The deep learning model of subject word recognition may be a BERT-CRF (bi-directional encoder representation of fusion conditional random field) model.
The main entity dictionary is utilized to ensure that the subject words in the question are not missed as far as possible, the deep learning model can grasp the subject words more accurately, and meanwhile, the omission of the subject words in the question can be reduced; the main entity mention in the question sentence is identified through the main entity dictionary and the deep learning model, all fragments possibly becoming subject words in the question sentence can be extracted, and then all the identified main entity mention is converted into the main entity in the knowledge base through one link dictionary, and the main entity mention is identified by combining the two modes, so that omission of the main entity mention identification is reduced, and the identification accuracy is improved.
In an exemplary embodiment, the selecting at least two candidate master entities from the master entities includes:
determining at least two pieces of characteristic information of each main entity;
the method comprises the steps of obtaining score information of each main entity by identifying characteristic information of the same main entity;
at least two candidate master entities are selected according to the score information of each master entity.
The characteristics of the main entity comprise at least one of the length mentioned by the main entity, the overlapped word number and semantic similarity of the main entity and the question, the overlapped word number of all adjacent edges of the main entity and the question, and the occurrence frequency of the main entity in a knowledge base.
By analyzing the characteristic information of the main entity, the accurate identification of the main entity information is achieved, an operation basis is provided for screening the main entity, and the accuracy of selection is improved.

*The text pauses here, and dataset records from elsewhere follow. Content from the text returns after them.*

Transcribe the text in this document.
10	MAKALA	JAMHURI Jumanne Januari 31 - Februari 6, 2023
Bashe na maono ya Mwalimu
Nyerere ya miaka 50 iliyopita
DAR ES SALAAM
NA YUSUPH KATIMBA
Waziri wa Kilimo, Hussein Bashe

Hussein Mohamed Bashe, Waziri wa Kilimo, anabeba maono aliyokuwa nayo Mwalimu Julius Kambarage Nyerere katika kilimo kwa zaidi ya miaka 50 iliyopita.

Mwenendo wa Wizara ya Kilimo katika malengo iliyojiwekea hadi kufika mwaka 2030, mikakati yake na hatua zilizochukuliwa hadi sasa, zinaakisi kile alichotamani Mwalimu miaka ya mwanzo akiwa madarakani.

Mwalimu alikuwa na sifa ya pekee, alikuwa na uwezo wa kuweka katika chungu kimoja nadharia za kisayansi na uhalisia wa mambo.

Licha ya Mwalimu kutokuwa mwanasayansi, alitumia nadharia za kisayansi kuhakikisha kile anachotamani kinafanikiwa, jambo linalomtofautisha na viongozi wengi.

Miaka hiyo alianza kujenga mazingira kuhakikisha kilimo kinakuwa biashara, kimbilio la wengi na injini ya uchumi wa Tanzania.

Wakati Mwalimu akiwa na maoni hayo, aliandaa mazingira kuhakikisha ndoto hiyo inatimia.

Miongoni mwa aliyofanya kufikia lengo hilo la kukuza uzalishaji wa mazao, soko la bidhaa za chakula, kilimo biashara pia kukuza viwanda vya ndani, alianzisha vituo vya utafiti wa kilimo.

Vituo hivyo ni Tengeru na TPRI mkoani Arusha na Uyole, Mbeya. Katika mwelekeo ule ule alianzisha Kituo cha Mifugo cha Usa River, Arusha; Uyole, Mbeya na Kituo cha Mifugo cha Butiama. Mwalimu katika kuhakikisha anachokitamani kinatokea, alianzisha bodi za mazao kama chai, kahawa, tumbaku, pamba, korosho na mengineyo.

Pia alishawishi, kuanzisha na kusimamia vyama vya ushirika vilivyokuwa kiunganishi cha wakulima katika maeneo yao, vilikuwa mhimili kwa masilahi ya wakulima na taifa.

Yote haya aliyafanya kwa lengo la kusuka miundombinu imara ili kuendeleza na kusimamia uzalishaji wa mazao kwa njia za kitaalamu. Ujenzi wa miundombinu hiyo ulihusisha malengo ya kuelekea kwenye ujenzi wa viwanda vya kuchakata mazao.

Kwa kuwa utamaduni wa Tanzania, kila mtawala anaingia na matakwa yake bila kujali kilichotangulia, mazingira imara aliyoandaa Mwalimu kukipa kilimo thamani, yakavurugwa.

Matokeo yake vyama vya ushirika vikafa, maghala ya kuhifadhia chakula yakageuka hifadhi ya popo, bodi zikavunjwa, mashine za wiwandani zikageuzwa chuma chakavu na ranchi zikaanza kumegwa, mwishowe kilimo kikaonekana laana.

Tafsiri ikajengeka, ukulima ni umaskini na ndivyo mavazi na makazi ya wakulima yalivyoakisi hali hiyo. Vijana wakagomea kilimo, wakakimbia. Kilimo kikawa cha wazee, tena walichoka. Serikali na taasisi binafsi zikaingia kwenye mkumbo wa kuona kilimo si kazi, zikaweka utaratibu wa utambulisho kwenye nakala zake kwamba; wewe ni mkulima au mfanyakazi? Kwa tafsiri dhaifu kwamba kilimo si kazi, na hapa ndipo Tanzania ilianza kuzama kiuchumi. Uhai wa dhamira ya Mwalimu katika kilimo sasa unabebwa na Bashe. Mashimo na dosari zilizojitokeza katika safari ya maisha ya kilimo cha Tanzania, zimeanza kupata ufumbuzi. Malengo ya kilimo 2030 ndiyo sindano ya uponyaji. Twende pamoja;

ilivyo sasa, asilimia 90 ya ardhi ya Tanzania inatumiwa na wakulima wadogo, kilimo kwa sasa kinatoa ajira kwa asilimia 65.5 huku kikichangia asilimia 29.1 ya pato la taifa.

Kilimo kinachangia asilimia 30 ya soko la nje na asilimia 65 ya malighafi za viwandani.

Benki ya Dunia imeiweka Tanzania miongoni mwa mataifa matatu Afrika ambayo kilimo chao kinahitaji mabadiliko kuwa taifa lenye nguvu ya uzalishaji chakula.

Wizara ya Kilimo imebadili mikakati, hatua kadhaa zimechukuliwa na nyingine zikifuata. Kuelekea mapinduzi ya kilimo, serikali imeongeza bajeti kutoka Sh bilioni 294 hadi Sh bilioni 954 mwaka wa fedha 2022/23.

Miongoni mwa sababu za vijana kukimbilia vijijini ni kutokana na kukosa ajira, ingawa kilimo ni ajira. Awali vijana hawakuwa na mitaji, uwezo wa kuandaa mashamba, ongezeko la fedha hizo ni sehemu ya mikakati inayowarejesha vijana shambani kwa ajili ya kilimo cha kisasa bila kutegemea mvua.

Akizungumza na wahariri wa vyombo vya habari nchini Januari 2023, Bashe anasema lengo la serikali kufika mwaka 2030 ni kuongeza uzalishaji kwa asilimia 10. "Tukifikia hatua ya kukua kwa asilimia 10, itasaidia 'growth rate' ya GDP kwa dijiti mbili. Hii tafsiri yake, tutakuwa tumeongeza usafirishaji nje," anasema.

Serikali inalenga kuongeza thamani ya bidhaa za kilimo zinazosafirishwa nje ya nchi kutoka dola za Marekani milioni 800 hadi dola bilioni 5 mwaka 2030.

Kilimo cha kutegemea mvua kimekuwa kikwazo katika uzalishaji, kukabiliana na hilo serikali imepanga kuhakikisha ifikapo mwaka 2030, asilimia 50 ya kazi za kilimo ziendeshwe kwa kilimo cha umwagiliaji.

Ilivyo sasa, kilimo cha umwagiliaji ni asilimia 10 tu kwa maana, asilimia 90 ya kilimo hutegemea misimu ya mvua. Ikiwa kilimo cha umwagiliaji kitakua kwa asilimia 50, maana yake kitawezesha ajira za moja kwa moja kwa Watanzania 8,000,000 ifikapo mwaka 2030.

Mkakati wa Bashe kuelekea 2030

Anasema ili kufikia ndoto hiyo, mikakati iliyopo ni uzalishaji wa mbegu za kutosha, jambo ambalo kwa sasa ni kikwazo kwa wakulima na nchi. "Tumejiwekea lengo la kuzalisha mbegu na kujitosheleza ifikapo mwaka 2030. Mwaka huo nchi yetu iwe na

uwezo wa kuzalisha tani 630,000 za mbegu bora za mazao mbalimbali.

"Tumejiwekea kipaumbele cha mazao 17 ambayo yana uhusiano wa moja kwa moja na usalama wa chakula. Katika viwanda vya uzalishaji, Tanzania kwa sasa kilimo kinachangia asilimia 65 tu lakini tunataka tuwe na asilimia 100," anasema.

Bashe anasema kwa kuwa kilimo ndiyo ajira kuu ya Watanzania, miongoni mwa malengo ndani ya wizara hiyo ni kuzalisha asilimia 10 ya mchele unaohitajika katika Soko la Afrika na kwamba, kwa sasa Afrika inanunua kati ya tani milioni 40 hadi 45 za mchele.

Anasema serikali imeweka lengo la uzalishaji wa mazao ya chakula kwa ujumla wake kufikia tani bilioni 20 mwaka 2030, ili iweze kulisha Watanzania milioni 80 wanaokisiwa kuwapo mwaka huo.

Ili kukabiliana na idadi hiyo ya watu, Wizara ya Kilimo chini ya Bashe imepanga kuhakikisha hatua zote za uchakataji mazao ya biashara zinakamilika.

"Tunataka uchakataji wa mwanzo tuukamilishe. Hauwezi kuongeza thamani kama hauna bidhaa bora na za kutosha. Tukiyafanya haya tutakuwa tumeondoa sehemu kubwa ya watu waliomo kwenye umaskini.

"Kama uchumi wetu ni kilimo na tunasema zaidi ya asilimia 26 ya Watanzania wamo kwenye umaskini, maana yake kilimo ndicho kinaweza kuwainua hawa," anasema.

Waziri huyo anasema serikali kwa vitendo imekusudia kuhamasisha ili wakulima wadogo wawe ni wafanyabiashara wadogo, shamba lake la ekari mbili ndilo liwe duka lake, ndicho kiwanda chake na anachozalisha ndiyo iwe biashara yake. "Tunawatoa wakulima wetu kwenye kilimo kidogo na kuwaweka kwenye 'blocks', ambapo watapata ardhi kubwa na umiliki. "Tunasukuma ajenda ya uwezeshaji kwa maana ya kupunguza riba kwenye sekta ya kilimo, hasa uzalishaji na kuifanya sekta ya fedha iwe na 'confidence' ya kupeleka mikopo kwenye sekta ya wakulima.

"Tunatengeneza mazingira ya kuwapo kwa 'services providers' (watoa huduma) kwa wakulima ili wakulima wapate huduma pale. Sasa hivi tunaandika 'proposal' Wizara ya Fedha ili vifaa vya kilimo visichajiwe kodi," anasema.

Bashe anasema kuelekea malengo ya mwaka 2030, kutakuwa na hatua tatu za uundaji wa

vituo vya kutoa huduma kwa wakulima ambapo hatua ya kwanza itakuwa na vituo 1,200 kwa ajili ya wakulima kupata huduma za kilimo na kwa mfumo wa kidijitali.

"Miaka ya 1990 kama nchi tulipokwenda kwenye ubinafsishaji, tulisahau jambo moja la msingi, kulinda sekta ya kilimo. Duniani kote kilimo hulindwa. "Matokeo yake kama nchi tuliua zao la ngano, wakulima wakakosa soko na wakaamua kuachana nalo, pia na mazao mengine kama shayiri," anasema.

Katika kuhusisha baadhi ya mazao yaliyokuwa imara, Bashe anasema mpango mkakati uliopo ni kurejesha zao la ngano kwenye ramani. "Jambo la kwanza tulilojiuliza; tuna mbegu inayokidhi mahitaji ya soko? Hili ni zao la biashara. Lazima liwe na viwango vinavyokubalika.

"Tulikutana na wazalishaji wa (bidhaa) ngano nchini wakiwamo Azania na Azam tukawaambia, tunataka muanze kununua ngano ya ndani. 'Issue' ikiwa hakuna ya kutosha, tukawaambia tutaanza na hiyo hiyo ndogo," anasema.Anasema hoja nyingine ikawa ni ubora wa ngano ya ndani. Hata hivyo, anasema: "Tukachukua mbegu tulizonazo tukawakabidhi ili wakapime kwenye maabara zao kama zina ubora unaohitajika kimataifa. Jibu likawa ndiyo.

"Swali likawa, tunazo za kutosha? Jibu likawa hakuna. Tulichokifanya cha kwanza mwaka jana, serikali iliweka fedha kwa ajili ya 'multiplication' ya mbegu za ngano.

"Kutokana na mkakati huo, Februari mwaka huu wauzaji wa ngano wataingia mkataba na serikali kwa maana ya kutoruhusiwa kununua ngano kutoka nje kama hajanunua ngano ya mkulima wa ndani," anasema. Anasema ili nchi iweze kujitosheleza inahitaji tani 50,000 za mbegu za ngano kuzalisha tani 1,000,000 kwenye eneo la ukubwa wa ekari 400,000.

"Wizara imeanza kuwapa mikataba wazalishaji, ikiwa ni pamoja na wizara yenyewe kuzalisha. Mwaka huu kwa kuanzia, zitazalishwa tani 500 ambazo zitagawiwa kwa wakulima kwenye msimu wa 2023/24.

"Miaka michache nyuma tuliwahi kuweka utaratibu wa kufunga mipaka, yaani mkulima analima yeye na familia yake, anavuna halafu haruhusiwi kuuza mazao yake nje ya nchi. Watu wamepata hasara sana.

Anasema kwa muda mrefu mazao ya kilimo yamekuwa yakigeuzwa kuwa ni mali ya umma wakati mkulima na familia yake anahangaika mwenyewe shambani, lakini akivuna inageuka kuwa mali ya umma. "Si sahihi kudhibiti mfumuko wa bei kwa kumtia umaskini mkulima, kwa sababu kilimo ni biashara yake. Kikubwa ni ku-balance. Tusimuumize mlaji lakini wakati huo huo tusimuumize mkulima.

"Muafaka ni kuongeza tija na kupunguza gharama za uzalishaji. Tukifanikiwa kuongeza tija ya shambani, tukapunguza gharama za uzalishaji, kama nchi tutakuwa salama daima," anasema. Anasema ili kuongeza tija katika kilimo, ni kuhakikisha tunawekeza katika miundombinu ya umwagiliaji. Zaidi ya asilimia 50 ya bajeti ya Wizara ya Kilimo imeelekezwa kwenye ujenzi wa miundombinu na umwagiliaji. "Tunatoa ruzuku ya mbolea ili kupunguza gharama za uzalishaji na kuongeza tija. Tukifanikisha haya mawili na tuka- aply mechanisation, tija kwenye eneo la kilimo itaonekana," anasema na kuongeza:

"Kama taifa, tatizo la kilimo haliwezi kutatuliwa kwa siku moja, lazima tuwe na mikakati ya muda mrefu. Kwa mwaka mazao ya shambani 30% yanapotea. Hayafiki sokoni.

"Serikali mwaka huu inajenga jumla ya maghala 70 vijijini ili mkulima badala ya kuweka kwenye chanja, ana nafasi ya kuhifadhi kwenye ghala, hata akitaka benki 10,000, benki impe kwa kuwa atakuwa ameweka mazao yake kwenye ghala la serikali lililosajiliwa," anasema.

In an exemplary embodiment, the obtaining the final selection path of the master entity from the candidate paths of the candidate master entity includes:
judging whether the difference value between the similarity of the candidate paths is larger than or equal to a preset threshold value;
if the difference value is smaller than the threshold value, acquiring the number of overlapped words of text information corresponding to the candidate path and the question, and selecting the path with the largest number of overlapped words as the final selected path;
and if the difference value is greater than or equal to the threshold value, selecting the path with the highest similarity in the candidate paths as the final selected path.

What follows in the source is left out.